Na Homolce Hospital, Czech Republic
Title: Robotic Vascular Surgery, 500 Cases
Biography:
Petr Stadler, M.D., Ph.D., Head Department of Vascular Surgery, Na Homolce Hospital in Prague, Czech Republic. He was certified as a console surgeon for the da Vinci surgical system in August, 2005 at the University of California, Irvine. Dr. Stadler is a member of the Czech Association of Cardiovascular Surgery, the ESVS, the ISMICS, the SRS and a founding member of the International Endovascular and Laparoscopic Society. He has also received a few prestigious honors from the Czech Association of Cardiovascular Surgery for the best publications in 2004 and 2006, the Letter of Appreciation from Korean Society of Endoscopic and Laparoscopic Surgeons in May 2008, the price of the Czech Society of Angiology for the publication in the year 2007 and the best audiovisual presentation in 2009 in USA (ISMICS), in 2013 in USA (SCVS) and in 2020 (P.A.Wetter Award, SLS MIS Virtual Meeting). He performed also the robot-assisted vascular operations in South Korea, Russia, Poland and India.
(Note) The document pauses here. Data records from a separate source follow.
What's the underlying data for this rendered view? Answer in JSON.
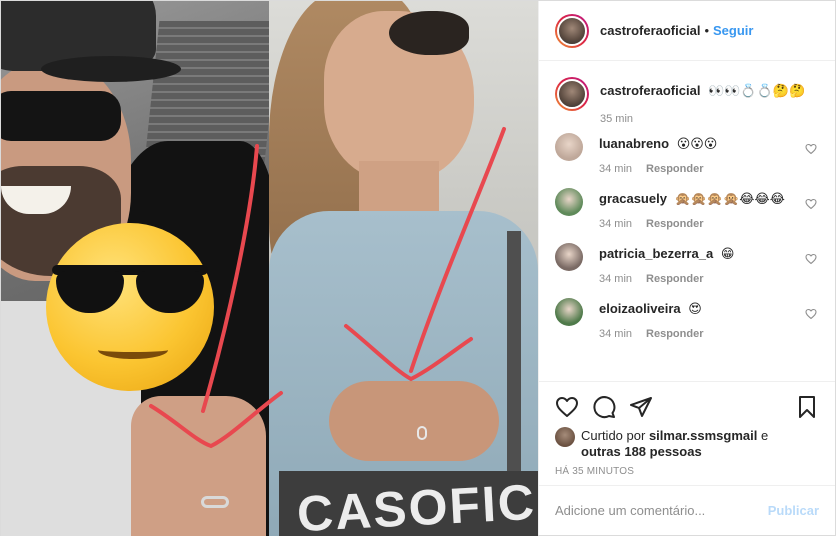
{
  "post": {
    "username": "castroferaoficial",
    "dot": "•",
    "follow_label": "Seguir"
  },
  "caption": {
    "username": "castroferaoficial",
    "text": "👀👀💍💍🤔🤔",
    "time": "35 min"
  },
  "comments": [
    {
      "username": "luanabreno",
      "text": "😮😮😮",
      "time": "34 min",
      "reply_label": "Responder",
      "avatar_color": "#bfa89a"
    },
    {
      "username": "gracasuely",
      "text": "🙊🙊🙊🙊😂😂😂",
      "time": "34 min",
      "reply_label": "Responder",
      "avatar_color": "#5f8a5a"
    },
    {
      "username": "patricia_bezerra_a",
      "text": "😁",
      "time": "34 min",
      "reply_label": "Responder",
      "avatar_color": "#7a6a64"
    },
    {
      "username": "eloizaoliveira",
      "text": "😍",
      "time": "34 min",
      "reply_label": "Responder",
      "avatar_color": "#4f7a4a"
    }
  ],
  "likes": {
    "prefix": "Curtido por",
    "user": "silmar.ssmsgmail",
    "conjunction": "e",
    "others": "outras 188 pessoas"
  },
  "timestamp": "HÁ 35 MINUTOS",
  "comment_box": {
    "placeholder": "Adicione um comentário...",
    "publish_label": "Publicar"
  },
  "media": {
    "bag_text": "CASOFIC"
  },
  "icons": {
    "like": "heart-icon",
    "comment": "comment-icon",
    "share": "share-icon",
    "save": "bookmark-icon"
  },
  "colors": {
    "accent": "#3897f0",
    "arrow": "#e8484f"
  }
}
Objective: The aim of this retrospective study was to describe and evaluate our single center experience with robotic aortic and non-aortic vascular surgery to treat mostly occlusive disease and aneurysms. The da Vinci system has been used by a variety of disciplines for laparoscopic procedures but the use of robots in vascular surgery is still relatively uncommon.
Methods: From November 2005 to June 2020, 500 robot assisted vascular operations were performed. 326 patients were prospectively evaluated for occlusive disease, 127 patients for abdominal aortic aneurysm (AAA), 5 for a common iliac artery aneurysm, 10 for a splenic artery aneurysm, 1 for a internal mammary artery aneurysm, 16 patients for median arcuate ligament release, 10 for endoleak II treatment post endovascular aneurysm repair (EVAR), 2 for renal artery reconstruction and 3 cases were inoperable. 5 hybrid procedures in study were performed.
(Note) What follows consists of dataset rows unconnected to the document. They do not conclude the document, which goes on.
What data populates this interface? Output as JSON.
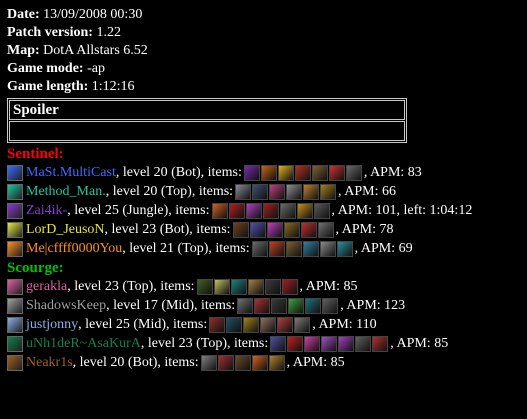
{
  "meta": {
    "date_label": "Date:",
    "date_value": " 13/09/2008 00:30",
    "patch_label": "Patch version:",
    "patch_value": " 1.22",
    "map_label": "Map:",
    "map_value": " DotA Allstars 6.52",
    "mode_label": "Game mode:",
    "mode_value": " -ap",
    "length_label": "Game length:",
    "length_value": " 1:12:16"
  },
  "spoiler": {
    "title": "Spoiler"
  },
  "teams": [
    {
      "name": "Sentinel:",
      "color": "#ff0000",
      "players": [
        {
          "name": "MaSt.MultiCast",
          "color": "#3a6cff",
          "text": ", level 20 (Bot), items:",
          "tail": ", APM: 83",
          "items": [
            "#7a2ab0",
            "#c86418",
            "#e0b020",
            "#b83020",
            "#806030",
            "#d03030",
            "#6a6a6a"
          ]
        },
        {
          "name": "Method_Man.",
          "color": "#1ec8a0",
          "text": ", level 20 (Top), items:",
          "tail": ", APM: 66",
          "items": [
            "#8a8a9a",
            "#405070",
            "#c04080",
            "#909090",
            "#c08030",
            "#a08020"
          ]
        },
        {
          "name": "Zai4ik-",
          "color": "#8a3ad0",
          "text": ", level 25 (Jungle), items:",
          "tail": ", APM: 101, left: 1:04:12",
          "items": [
            "#d06020",
            "#b02020",
            "#b040c0",
            "#a02020",
            "#6a6a6a",
            "#c09020",
            "#5a5a5a"
          ]
        },
        {
          "name": "LorD_JeusoN",
          "color": "#e8e840",
          "text": ", level 23 (Bot), items:",
          "tail": ", APM: 78",
          "items": [
            "#704020",
            "#5050b0",
            "#c040c0",
            "#8a6a20",
            "#c03030",
            "#707070"
          ]
        },
        {
          "name": "Me|cffff0000You",
          "color": "#ff9020",
          "text": ", level 21 (Top), items:",
          "tail": ", APM: 69",
          "items": [
            "#6a6a6a",
            "#c04020",
            "#806030",
            "#3080a0",
            "#8a8a8a",
            "#2a90a0"
          ]
        }
      ]
    },
    {
      "name": "Scourge:",
      "color": "#00c000",
      "players": [
        {
          "name": "gerakla",
          "color": "#e060a0",
          "text": ", level 23 (Top), items:",
          "tail": ", APM: 85",
          "items": [
            "#406020",
            "#c0c060",
            "#208080",
            "#a08040",
            "#3a3a3a",
            "#a02020"
          ]
        },
        {
          "name": "ShadowsKeep",
          "color": "#a0a0a0",
          "text": ", level 17 (Mid), items:",
          "tail": ", APM: 123",
          "items": [
            "#707070",
            "#b03030",
            "#3a3a3a",
            "#40a040",
            "#207080",
            "#606060"
          ]
        },
        {
          "name": "justjonny",
          "color": "#8ab0e8",
          "text": ", level 25 (Mid), items:",
          "tail": ", APM: 110",
          "items": [
            "#8a3030",
            "#205060",
            "#a08020",
            "#907060",
            "#b04040",
            "#7a7a7a"
          ]
        },
        {
          "name": "uNh1deR~AsaKurA",
          "color": "#108050",
          "text": ", level 23 (Top), items:",
          "tail": ", APM: 85",
          "items": [
            "#5050a0",
            "#c02020",
            "#d040a0",
            "#a050c0",
            "#a040c0",
            "#606060",
            "#b03030"
          ]
        },
        {
          "name": "Neakr1s",
          "color": "#a06020",
          "text": ", level 20 (Bot), items:",
          "tail": ", APM: 85",
          "items": [
            "#808080",
            "#a03030",
            "#6a4a2a",
            "#d06020",
            "#b08030"
          ]
        }
      ]
    }
  ]
}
Results: 477 cases (95,4%) were successfully completed robotically, 3 patient's surgery (0,6%) was discontinued due to heavy aortic calcification and severe peri-aortitis respectively. In 20 patients (4%) conversion was necessary. The thirty-day mortality rate was 0,4% (2 patients), and early non-lethal postoperative complications were observed in 8 patients (1,7%).
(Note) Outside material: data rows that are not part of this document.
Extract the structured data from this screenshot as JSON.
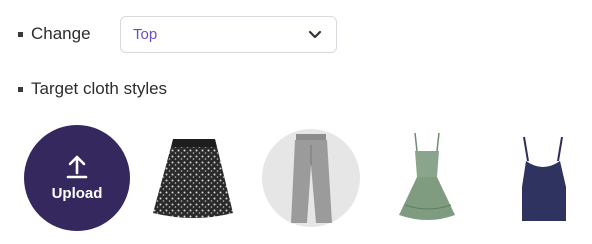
{
  "change": {
    "label": "Change",
    "selected": "Top"
  },
  "styles": {
    "label": "Target cloth styles",
    "upload_label": "Upload",
    "items": [
      {
        "name": "black floral skirt"
      },
      {
        "name": "grey jeans"
      },
      {
        "name": "green dress"
      },
      {
        "name": "navy camisole top"
      }
    ]
  },
  "colors": {
    "accent": "#6b4cc4",
    "upload_bg": "#34285f"
  }
}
Conclusions: Our experience with robot-assisted laparoscopic surgery has demonstrated the feasibility of this technique for occlusive diseases, aneurysms, endoleak II treatment post EVAR, for median arcuate ligament release and hybrid procedures. The robotic system provides a real opportunity for minimally invasive surgery in the field of vascular surgery and offers true mini-invasive surgical vascular interventions with all its advantages. Robotic AAA treatment and aorto-femoral represent the standard operations in vascular surgery, and they are not only possible but also safe and successful.